Everyone knows you should type your variables in cython and get amazing speedups! If only… The first time I followed this advice I got a 1.3 times speed up and balked. So here are a few things I gathered after cythonising for more than a bit.

Compilation

  • The cython tutorial gives a basic way of how to do this, however as one who likes to folderize my scripts a fair bit, I have found this magic script to be pretty fool proof.

  • If you like bash scripts like me, this snippet is useful to check if compilation failed, otherwise bash will happily run the rest of your pipeline on your old cython scripts:

if [ $? -ne 0 ]; 
then
  echo "cython compilation failed. exiting"
  exit 1;
fi



Importing modules

  • Importing my_module.py and my_module....so will cause an import conflict and my_module.py gets imported instead. Best to use different names.
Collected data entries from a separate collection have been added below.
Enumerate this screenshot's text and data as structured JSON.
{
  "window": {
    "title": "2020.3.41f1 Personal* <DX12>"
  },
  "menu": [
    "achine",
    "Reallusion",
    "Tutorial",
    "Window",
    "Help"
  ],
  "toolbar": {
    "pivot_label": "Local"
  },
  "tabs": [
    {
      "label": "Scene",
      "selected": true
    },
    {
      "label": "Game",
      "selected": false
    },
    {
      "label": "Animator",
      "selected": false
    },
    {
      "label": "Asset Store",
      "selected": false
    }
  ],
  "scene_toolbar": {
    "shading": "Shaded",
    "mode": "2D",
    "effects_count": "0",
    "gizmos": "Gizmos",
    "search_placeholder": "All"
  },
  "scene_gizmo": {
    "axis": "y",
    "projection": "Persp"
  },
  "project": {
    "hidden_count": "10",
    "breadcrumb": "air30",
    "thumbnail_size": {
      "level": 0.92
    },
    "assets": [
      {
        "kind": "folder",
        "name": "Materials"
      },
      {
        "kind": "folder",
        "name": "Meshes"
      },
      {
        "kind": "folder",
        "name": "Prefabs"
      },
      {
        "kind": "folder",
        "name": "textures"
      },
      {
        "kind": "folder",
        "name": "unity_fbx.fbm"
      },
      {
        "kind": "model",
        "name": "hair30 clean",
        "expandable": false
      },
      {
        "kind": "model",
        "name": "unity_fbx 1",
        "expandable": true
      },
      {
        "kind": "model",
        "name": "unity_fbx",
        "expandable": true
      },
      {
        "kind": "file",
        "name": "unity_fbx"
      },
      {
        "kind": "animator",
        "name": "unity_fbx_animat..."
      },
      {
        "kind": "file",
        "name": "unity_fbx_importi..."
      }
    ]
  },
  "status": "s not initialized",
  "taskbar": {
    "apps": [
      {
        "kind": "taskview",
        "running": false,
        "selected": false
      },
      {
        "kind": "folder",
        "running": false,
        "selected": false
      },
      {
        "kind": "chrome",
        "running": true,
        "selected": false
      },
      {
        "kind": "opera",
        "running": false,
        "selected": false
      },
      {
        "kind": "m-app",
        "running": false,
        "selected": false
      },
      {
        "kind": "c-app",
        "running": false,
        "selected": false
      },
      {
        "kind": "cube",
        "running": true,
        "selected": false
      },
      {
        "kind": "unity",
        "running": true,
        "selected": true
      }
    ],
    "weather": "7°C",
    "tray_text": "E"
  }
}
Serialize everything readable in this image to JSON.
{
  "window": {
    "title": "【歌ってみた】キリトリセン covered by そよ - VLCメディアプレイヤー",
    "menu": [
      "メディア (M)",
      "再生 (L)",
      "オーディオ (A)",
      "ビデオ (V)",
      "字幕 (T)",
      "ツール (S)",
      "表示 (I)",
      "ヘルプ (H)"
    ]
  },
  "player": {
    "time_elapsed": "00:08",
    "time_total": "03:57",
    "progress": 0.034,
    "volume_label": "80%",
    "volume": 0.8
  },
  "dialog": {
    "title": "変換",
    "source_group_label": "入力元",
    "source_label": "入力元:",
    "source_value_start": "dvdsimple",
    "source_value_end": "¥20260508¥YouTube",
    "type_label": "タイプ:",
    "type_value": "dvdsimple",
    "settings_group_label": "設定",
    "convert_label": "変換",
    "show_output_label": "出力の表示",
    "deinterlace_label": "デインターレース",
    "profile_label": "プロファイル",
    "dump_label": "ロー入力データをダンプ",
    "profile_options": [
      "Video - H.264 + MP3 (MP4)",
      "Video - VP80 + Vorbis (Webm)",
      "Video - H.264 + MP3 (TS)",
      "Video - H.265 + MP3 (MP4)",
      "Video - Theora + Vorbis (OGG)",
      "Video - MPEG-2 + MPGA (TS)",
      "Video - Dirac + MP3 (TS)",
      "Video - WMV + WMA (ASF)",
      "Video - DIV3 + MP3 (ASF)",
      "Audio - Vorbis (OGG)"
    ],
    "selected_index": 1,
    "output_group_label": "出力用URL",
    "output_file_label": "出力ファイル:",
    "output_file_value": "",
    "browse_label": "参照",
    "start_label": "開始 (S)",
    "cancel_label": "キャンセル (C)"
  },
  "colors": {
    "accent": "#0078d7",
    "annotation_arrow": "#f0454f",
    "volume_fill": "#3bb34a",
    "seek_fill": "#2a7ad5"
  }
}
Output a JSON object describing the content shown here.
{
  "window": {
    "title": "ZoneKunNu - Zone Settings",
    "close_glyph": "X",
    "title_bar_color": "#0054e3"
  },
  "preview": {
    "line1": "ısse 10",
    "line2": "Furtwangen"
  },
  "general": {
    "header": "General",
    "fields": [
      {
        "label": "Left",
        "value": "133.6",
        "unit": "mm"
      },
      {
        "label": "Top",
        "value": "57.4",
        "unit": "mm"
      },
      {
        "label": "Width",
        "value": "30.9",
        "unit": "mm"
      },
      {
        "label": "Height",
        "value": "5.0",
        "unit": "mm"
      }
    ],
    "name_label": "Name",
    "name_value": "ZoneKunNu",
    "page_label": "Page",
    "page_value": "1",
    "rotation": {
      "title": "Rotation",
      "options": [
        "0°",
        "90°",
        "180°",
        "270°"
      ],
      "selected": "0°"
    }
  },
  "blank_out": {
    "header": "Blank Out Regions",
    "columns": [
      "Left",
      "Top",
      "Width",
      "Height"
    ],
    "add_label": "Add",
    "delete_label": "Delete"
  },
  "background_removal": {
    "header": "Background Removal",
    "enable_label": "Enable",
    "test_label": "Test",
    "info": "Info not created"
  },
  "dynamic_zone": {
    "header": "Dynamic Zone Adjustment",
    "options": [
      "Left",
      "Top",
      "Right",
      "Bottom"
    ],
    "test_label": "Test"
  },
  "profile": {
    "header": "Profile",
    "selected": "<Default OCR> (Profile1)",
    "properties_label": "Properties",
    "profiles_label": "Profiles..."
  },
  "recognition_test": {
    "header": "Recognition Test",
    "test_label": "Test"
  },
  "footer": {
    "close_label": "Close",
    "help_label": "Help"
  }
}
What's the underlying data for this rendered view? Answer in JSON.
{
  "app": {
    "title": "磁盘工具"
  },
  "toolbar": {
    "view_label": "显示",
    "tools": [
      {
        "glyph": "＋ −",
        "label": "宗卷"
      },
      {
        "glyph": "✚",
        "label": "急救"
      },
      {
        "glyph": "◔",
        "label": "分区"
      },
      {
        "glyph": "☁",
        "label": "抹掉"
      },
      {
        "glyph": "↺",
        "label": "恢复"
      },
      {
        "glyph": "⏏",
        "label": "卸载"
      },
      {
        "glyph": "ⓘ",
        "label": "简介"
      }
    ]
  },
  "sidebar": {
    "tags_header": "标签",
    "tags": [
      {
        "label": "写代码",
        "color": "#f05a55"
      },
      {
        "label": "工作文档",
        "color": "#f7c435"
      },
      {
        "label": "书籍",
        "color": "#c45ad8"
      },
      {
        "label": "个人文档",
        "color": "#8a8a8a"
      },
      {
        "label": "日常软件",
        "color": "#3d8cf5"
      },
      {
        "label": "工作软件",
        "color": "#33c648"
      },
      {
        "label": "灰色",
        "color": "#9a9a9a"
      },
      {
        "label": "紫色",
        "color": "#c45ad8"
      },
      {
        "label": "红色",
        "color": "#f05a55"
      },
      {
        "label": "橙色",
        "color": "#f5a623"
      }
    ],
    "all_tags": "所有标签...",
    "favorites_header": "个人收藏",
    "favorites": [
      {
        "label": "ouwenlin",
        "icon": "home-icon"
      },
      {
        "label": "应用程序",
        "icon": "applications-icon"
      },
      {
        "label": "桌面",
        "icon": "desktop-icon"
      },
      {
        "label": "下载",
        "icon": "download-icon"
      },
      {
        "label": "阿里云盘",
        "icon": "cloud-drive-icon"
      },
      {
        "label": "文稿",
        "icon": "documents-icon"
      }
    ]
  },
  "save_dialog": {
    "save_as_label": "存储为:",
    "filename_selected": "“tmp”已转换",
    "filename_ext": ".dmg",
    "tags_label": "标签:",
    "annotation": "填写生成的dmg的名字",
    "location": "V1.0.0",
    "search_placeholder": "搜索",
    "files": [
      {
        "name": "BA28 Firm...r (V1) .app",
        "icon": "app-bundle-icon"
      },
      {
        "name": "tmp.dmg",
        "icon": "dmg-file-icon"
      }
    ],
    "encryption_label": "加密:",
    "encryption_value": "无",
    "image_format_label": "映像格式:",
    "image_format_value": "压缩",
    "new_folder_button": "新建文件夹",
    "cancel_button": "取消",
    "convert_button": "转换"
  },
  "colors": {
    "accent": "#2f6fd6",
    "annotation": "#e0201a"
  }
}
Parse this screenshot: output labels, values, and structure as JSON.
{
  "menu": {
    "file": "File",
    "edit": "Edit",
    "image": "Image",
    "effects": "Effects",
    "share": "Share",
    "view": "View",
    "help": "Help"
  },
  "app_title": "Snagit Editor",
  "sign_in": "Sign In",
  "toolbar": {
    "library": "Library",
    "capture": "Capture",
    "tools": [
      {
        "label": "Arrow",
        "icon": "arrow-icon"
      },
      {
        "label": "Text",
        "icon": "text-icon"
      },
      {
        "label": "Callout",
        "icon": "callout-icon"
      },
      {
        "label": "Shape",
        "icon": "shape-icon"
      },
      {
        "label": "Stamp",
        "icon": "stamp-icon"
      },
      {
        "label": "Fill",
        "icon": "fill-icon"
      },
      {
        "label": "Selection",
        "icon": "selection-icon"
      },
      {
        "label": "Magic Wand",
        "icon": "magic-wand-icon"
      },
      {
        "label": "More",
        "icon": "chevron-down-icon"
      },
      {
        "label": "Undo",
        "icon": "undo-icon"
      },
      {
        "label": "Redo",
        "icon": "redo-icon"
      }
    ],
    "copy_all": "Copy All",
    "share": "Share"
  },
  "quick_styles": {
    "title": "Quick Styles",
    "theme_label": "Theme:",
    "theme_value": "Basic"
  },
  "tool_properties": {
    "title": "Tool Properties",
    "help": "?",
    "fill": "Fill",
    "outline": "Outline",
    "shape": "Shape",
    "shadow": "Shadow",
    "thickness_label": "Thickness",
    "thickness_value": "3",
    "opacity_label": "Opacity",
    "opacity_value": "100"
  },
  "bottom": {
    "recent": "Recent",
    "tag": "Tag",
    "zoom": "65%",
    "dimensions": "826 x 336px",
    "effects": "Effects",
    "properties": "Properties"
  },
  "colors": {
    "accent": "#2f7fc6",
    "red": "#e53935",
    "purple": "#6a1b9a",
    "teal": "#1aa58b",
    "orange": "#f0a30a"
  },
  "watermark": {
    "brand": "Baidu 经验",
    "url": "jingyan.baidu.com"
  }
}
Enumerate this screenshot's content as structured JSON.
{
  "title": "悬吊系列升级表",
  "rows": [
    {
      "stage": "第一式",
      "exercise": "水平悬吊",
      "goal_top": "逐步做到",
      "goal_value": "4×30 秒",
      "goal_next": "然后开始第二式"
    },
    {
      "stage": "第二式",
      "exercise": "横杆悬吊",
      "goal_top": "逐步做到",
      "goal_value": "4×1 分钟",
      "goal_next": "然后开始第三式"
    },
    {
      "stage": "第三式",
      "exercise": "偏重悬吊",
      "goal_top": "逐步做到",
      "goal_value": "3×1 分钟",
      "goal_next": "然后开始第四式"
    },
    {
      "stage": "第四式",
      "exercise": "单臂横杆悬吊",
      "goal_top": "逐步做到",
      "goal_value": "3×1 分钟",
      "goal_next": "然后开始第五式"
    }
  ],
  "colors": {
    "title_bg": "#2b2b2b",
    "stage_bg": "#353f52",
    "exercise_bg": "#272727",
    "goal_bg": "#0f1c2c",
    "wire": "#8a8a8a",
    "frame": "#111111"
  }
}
  • Mysterious cimport numpy as np and import numpy as np convention. cimport imports C functions from the Numpy C API: see __init__.pxd from the Cython project here. For reasons of perhaps convenience, the convention is to import both as np. I assume internally Cython checks the C API for availability of the class or method, and only if it is not present uses the normal python API.

  • Missing pxd file Along with the magic script above, we need to set the path to our modules, i.e, export PYTHONPATH=$PYTHONPATH:xyz_directory/code/ so that the compiler can find our pxd files.



Achieving speedups as advertised

  • Memory views. Memory views allow efficient access to memory buffers underlying the numpy arrays, allowing us amazing speedups in lookups and writes. Definitely don’t tldr this


  • Enumerating over python arrays. A common pattern in python is for i, val in enumerate(values):, however there is no equivalent in C so we should simply index the value instead: for i in range(len(values)): val = values[i]

  • Cheapwins with libcmath Most numpy and python math functions that you would use would have a c equivalent. Cheap win on speed, easy to do. Why not?

  • Cheapwins but risky If the code is certified working, putting cython headers to tell it not to do a bunch of stuff can speed things up. These require you not to do negative indexing among other things. Should read more about them. Here’s the list I got, courtesy of Tim Vieira.

#cython: boundscheck=False
#cython: nonecheck=False
#cython: wraparound=False
#cython: infertypes=True
#cython: initializedcheck=False
#cython: cdivision=True
#distutils: language = c++
#distutils: libraries = ['stdc++']
#distutils: extra_compile_args = -Wno-unused-function -Wno-unneeded-internal-declaration
  • “risky” because these can do unexpected things. For example for cdivision=True, is documented as the c code having no zero division checking. However it ALSO does not do floating point division automatically i.e, int/int=int.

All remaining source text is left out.